Kedua, RUU Cipta Kerja sama sekali tidak ditujukan untuk melindungi kepentingan rakyat. Muatan RUU Cipta Kerja malah menghapus ruang partisipasi dan meminimalkan perlindungan hak dasar warga negara;

“Ketiga, berdasarkan uraian 1 dan 2, kami berpandangan muatan RUU Cipta Kerja akan meningkatkan laju kerusakan lingkungan hidup, melanggengkan kondisi krisis dan menaruh rakyat di bawah ancaman bencana,” kata Nur Hidayati.

Terakhir, selain memuat substansi yang tidak berpihak pada lingkungan hidup dan kepentingan rakyat, RUU Cipta Kerja dalam tahapannya disusun melalui proses yang tidak sesuai dengan ketentuan Undang-Undang Nomor 12 Tahun 2011 tentang Pembentukan Peraturan Perundang-Undangan. Undang-Undang Nomor 15 Tahun 2019 tentang Perubahan Undang-Undang 12 Nomor Tahun 2011.

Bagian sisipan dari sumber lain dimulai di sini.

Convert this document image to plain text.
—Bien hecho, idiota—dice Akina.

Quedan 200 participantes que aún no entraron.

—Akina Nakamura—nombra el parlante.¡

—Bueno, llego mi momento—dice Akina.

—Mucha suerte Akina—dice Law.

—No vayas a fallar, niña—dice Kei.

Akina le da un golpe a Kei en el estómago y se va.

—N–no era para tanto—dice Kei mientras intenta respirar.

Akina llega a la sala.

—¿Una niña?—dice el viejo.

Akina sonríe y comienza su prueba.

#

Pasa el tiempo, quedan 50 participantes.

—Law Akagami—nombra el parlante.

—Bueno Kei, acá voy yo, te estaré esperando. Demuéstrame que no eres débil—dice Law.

Berdasarkan alasan diatas, WALHI menyatakan pembahasan RUU Cipta Kerja tidak mempunyai urgensi dan tidak relevan untuk terus dilanjutkan. Untuk itu, DPR-RI harus menghentikan seluruh proses yang sedang berlangsung.

“Demikian surat ini disampaikan secara terbuka dan dengan berharap DPR-RI kembali kepada khitahnya sebagai lembaga perwakilan rakyat, bukan representasi kepentingan bisnis industri ekstraktif yang tidak berpihak pada kepentingan rakyat dan lingkungan hidup,” tutup Nur Hidayati.